Jennifer L. Hyde, Christina L. Gardner, Taishi Kimura, James P. White, Derek W. Trobaugh, Cheng  Huang, Kristy J. Szretter, Slobodan Paessler, Kiyoshi Takeda, William B. Klimstra, Gaya Amarasinghe, and Michael S. Diamond. 2014. A viral RNA structural element antagonizes the antiviral actions of Ifit1Science. 343:783-7.

K. D. Ryman and William B. Klimstra 2014. Closing the gap between viral and noninfectious arthritis.  Proc Natl. Acad. Sci. USA. 111:5767-5768.

Avraham Bayer, Elizabeth Delorme-Axford, Christie Sleigher, Teryl K. Frey, Derek W. Trobaugh, William B. Klimstra, Lori A. Emert- Sedlak, Thomas E. Smithgall, Paul R. Kinchington, Stephen Vadia, Stephanie Seveau, Carolyn B. Coyne, Yoel Sadovsky. 2014. Primary human trophoblasts confer resistance to clinically relevant viruses linked to perinatal infections in non-trophoblast cells, but not to intracellular bacteria or parasites. Am. J. Obstet. Gyn. in press.
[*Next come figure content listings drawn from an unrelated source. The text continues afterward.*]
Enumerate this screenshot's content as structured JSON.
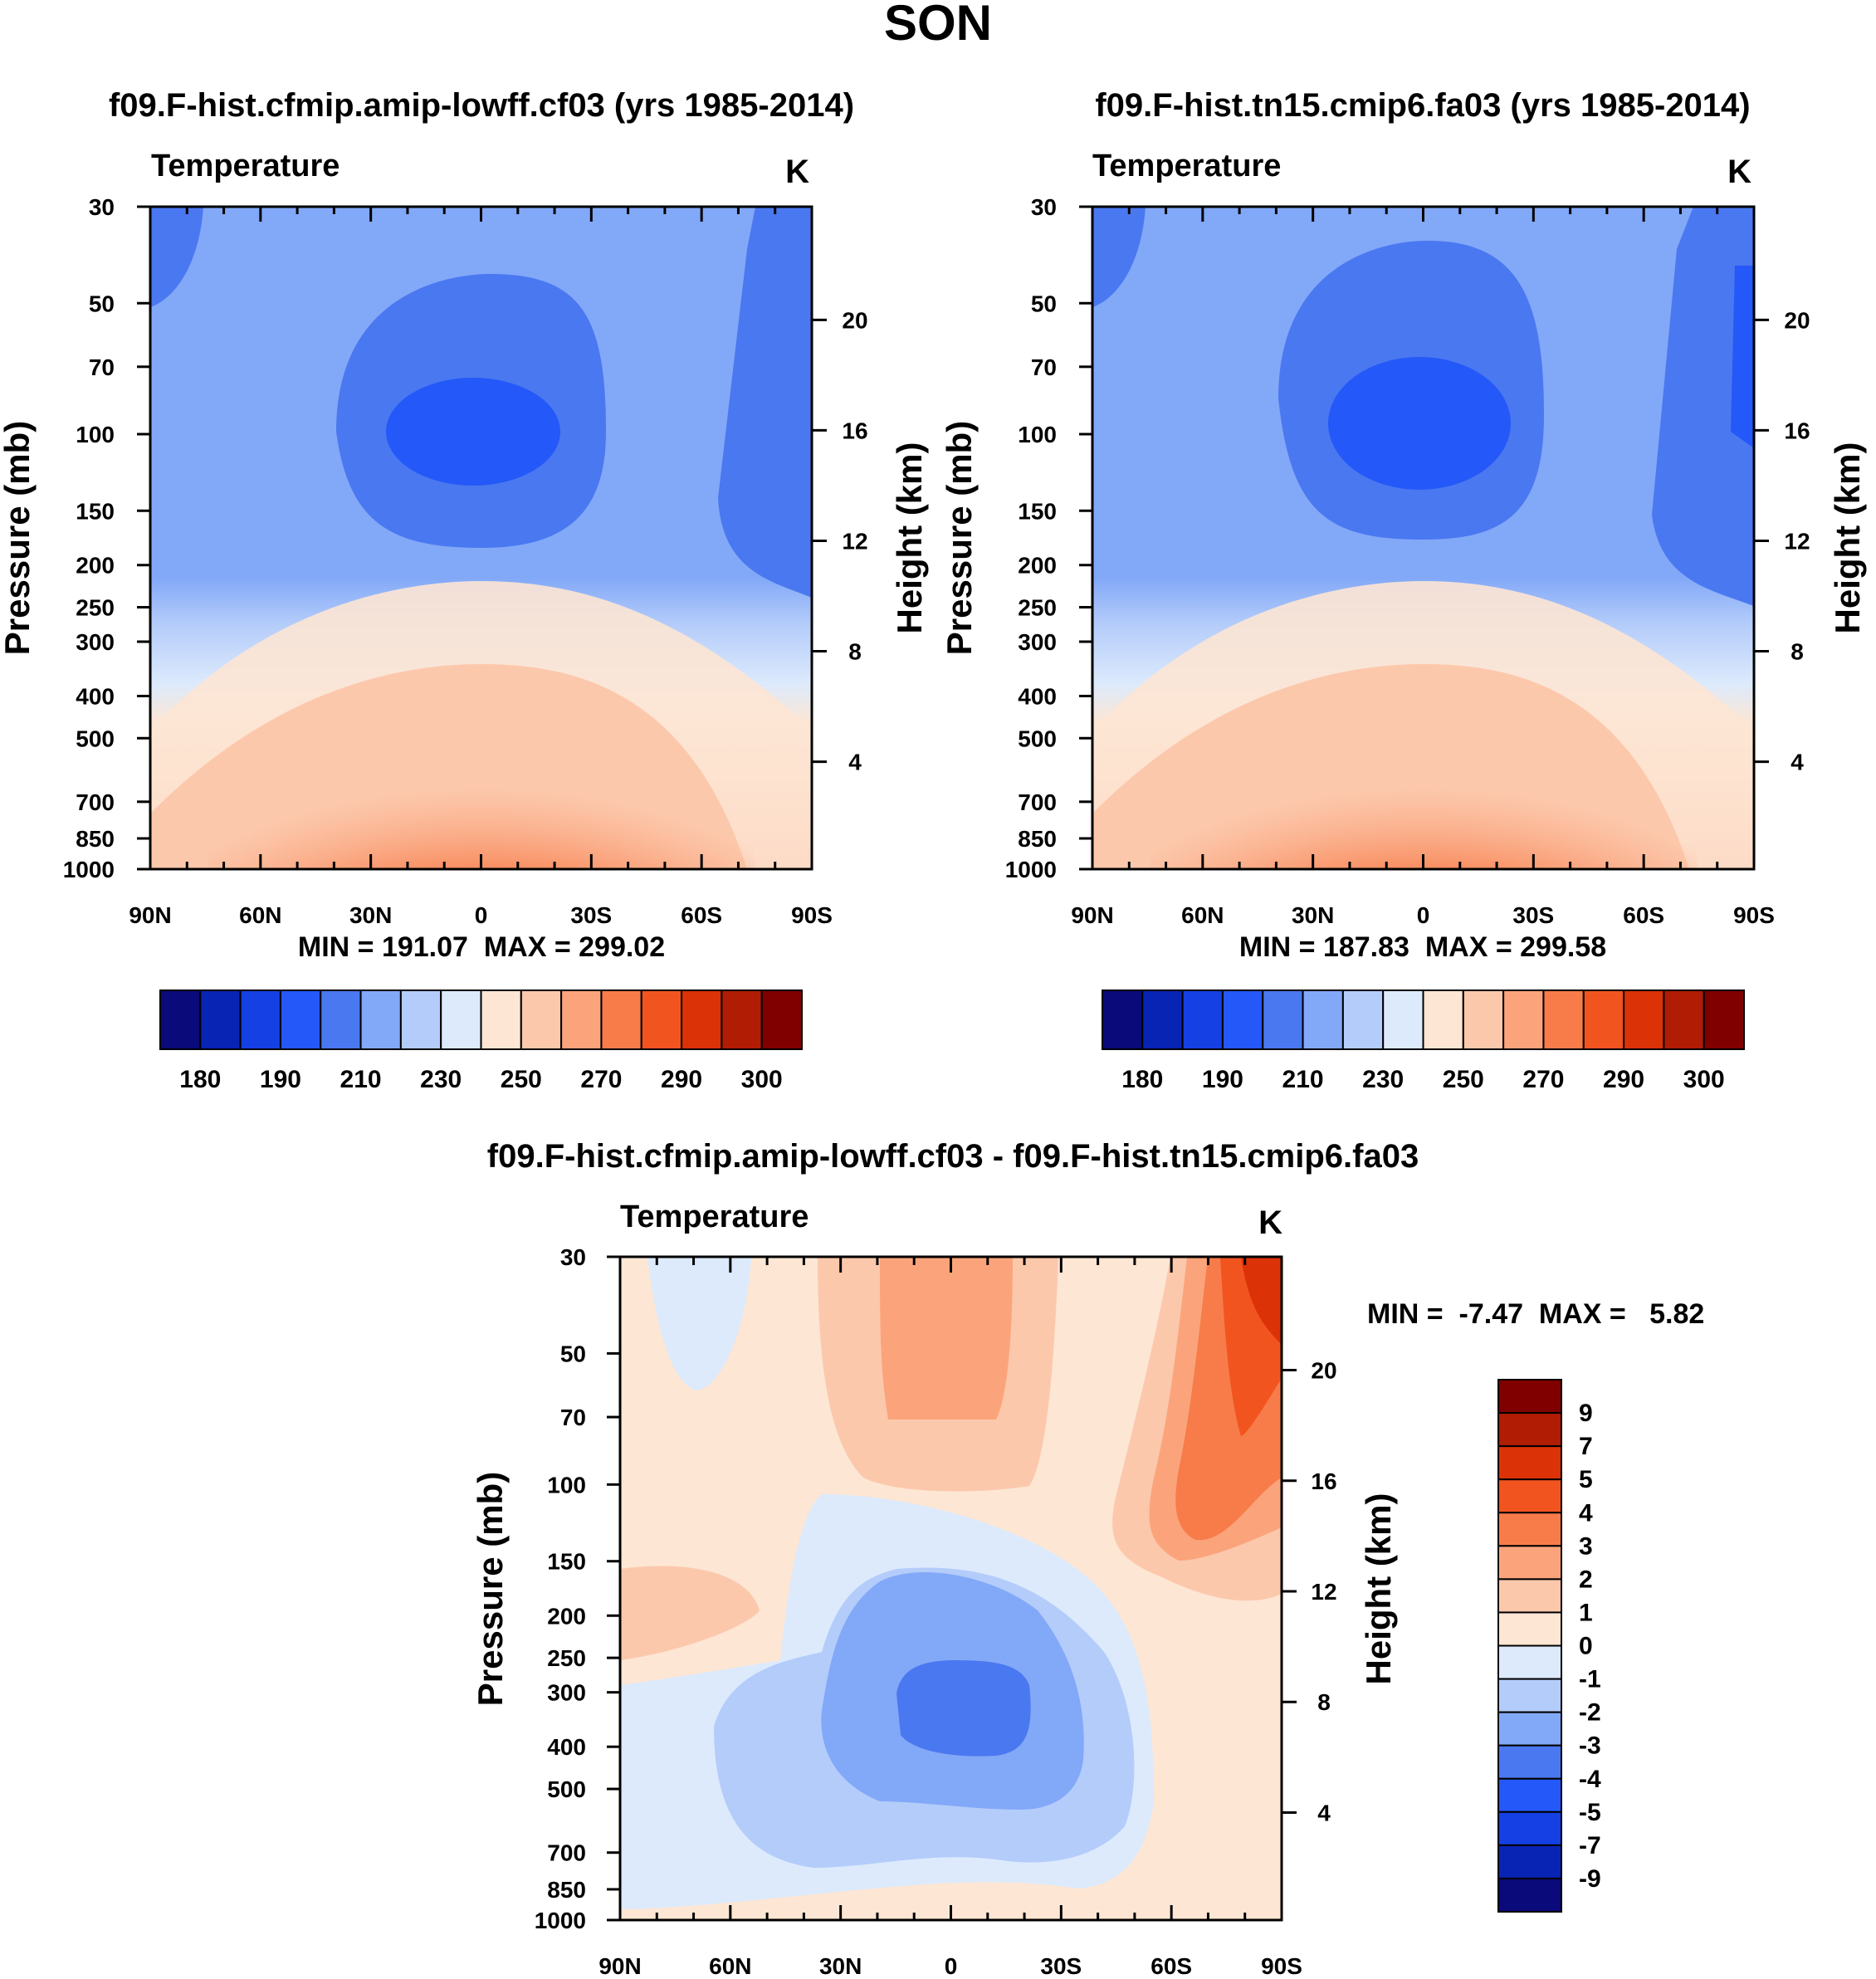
{
  "figure": {
    "season_title": "SON"
  },
  "chart_data": [
    {
      "type": "heatmap",
      "panel": "control-model",
      "title": "f09.F-hist.cfmip.amip-lowff.cf03 (yrs 1985-2014)",
      "variable": "Temperature",
      "units": "K",
      "xlabel": "",
      "ylabel": "Pressure (mb)",
      "y2label": "Height (km)",
      "x_ticks": [
        "90N",
        "60N",
        "30N",
        "0",
        "30S",
        "60S",
        "90S"
      ],
      "y_ticks": [
        "30",
        "50",
        "70",
        "100",
        "150",
        "200",
        "250",
        "300",
        "400",
        "500",
        "700",
        "850",
        "1000"
      ],
      "y2_ticks": [
        "20",
        "16",
        "12",
        "8",
        "4"
      ],
      "min": 191.07,
      "max": 299.02,
      "stats_text": "MIN = 191.07  MAX = 299.02",
      "colorbar_labels": [
        "180",
        "190",
        "210",
        "230",
        "250",
        "270",
        "290",
        "300"
      ],
      "colorbar_colors": [
        "#0a0a7a",
        "#0824b4",
        "#1440e4",
        "#2458f8",
        "#4a78f0",
        "#82a8f8",
        "#b4ccfa",
        "#dceafc",
        "#fde6d4",
        "#fcc8ac",
        "#fba47c",
        "#f77c4a",
        "#f25420",
        "#db3208",
        "#b01c04",
        "#800000"
      ]
    },
    {
      "type": "heatmap",
      "panel": "test-model",
      "title": "f09.F-hist.tn15.cmip6.fa03 (yrs 1985-2014)",
      "variable": "Temperature",
      "units": "K",
      "xlabel": "",
      "ylabel": "Pressure (mb)",
      "y2label": "Height (km)",
      "x_ticks": [
        "90N",
        "60N",
        "30N",
        "0",
        "30S",
        "60S",
        "90S"
      ],
      "y_ticks": [
        "30",
        "50",
        "70",
        "100",
        "150",
        "200",
        "250",
        "300",
        "400",
        "500",
        "700",
        "850",
        "1000"
      ],
      "y2_ticks": [
        "20",
        "16",
        "12",
        "8",
        "4"
      ],
      "min": 187.83,
      "max": 299.58,
      "stats_text": "MIN = 187.83  MAX = 299.58",
      "colorbar_labels": [
        "180",
        "190",
        "210",
        "230",
        "250",
        "270",
        "290",
        "300"
      ],
      "colorbar_colors": [
        "#0a0a7a",
        "#0824b4",
        "#1440e4",
        "#2458f8",
        "#4a78f0",
        "#82a8f8",
        "#b4ccfa",
        "#dceafc",
        "#fde6d4",
        "#fcc8ac",
        "#fba47c",
        "#f77c4a",
        "#f25420",
        "#db3208",
        "#b01c04",
        "#800000"
      ]
    },
    {
      "type": "heatmap",
      "panel": "difference",
      "title": "f09.F-hist.cfmip.amip-lowff.cf03 - f09.F-hist.tn15.cmip6.fa03",
      "variable": "Temperature",
      "units": "K",
      "xlabel": "",
      "ylabel": "Pressure (mb)",
      "y2label": "Height (km)",
      "x_ticks": [
        "90N",
        "60N",
        "30N",
        "0",
        "30S",
        "60S",
        "90S"
      ],
      "y_ticks": [
        "30",
        "50",
        "70",
        "100",
        "150",
        "200",
        "250",
        "300",
        "400",
        "500",
        "700",
        "850",
        "1000"
      ],
      "y2_ticks": [
        "20",
        "16",
        "12",
        "8",
        "4"
      ],
      "min": -7.47,
      "max": 5.82,
      "stats_text": "MIN =  -7.47  MAX =   5.82",
      "colorbar_labels": [
        "9",
        "7",
        "5",
        "4",
        "3",
        "2",
        "1",
        "0",
        "-1",
        "-2",
        "-3",
        "-4",
        "-5",
        "-7",
        "-9"
      ],
      "colorbar_colors": [
        "#800000",
        "#b01c04",
        "#db3208",
        "#f25420",
        "#f77c4a",
        "#fba47c",
        "#fcc8ac",
        "#fde6d4",
        "#dceafc",
        "#b4ccfa",
        "#82a8f8",
        "#4a78f0",
        "#2458f8",
        "#1440e4",
        "#0824b4",
        "#0a0a7a"
      ]
    }
  ]
}
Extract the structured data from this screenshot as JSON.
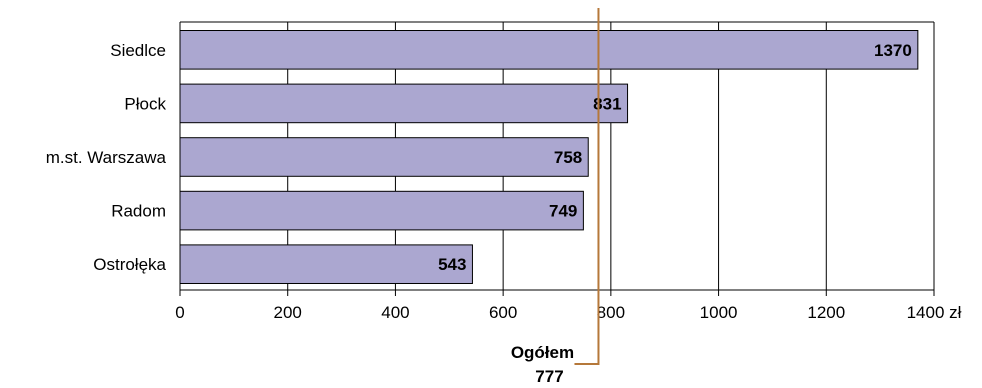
{
  "chart_data": {
    "type": "bar",
    "orientation": "horizontal",
    "categories": [
      "Siedlce",
      "Płock",
      "m.st. Warszawa",
      "Radom",
      "Ostrołęka"
    ],
    "values": [
      1370,
      831,
      758,
      749,
      543
    ],
    "xlim": [
      0,
      1400
    ],
    "x_ticks": [
      0,
      200,
      400,
      600,
      800,
      1000,
      1200,
      1400
    ],
    "x_unit": "zł",
    "grid": true,
    "bar_color": "#aba7d0",
    "reference_line": {
      "label": "Ogółem",
      "value": 777,
      "color": "#b5783a"
    }
  }
}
Derek W. Trobaugh, Kate D. Ryman, and William B. Klimstra. Can understanding the virulence mechanisms of RNA viruses lead us to a vaccine against eastern equine encephalitis virus and other alphaviruses? 2014. Exp. Rev. Vaccines. 13:1423-5.

Research Interests

A major goal of my laboratory has been to define the host and viral factors that determine the success or failure of the innate immune response to infection with arthropod-borne viruses.  The specific approach is to examine at the single cell level, the molecular mechanisms that determine host cell permissivity to the alphaviruses and flaviviruses (e.g., Sindbis virus, Venezuelan equine encephalitis virus, eastern equine encephalitis virus, western equine encephalitis virus, chikungunya virus, Ross River virus, yellow fever virus and dengue virus) and the contribution of replication in specific cells to the pathogenesis of viral disease.

      We have projects investigating both the inductive and effector phases of the interferon antiviral response, identifying host and viral factors that result in recognition of infection and subsequent upregulation of effectors of the antiviral state.  In addition, we use a variety of approaches to identify important antiviral effector molecules and determine their mechanisms of action.  We have discovered several cell surface receptors used by arboviruses including heparan sulfate molecules and C-type lectins.  A current emphasis is determining how utilization of these receptors for cell entry influences the response of cells to infection, in particular the interferon response, and ultimately, characteristics of disease.   

      As members of the Center for Vaccine Research we are also interested in utilizing the understanding gained by study of fundamental arboviral pathogenesis in developing new generations of vaccine vectors and antiviral therapeutics.  The alphaviruses are particularly amenable to use as delivery vehicles for immunogens and considerable effort is dedicated toward improving the vehicles themselves as well a determining their impact upon innate and acquired immune responses in vaccinated animals.     

      All of our in vitro observations are validated in animal models of arbovirus infection using the facilities of the Regional Biocontainment Laboratory.  Therefore, trainees will gain experience in basic molecular virology as well as animal studies and work at BSL-3 enhanced conditions in laboratories of the RBL.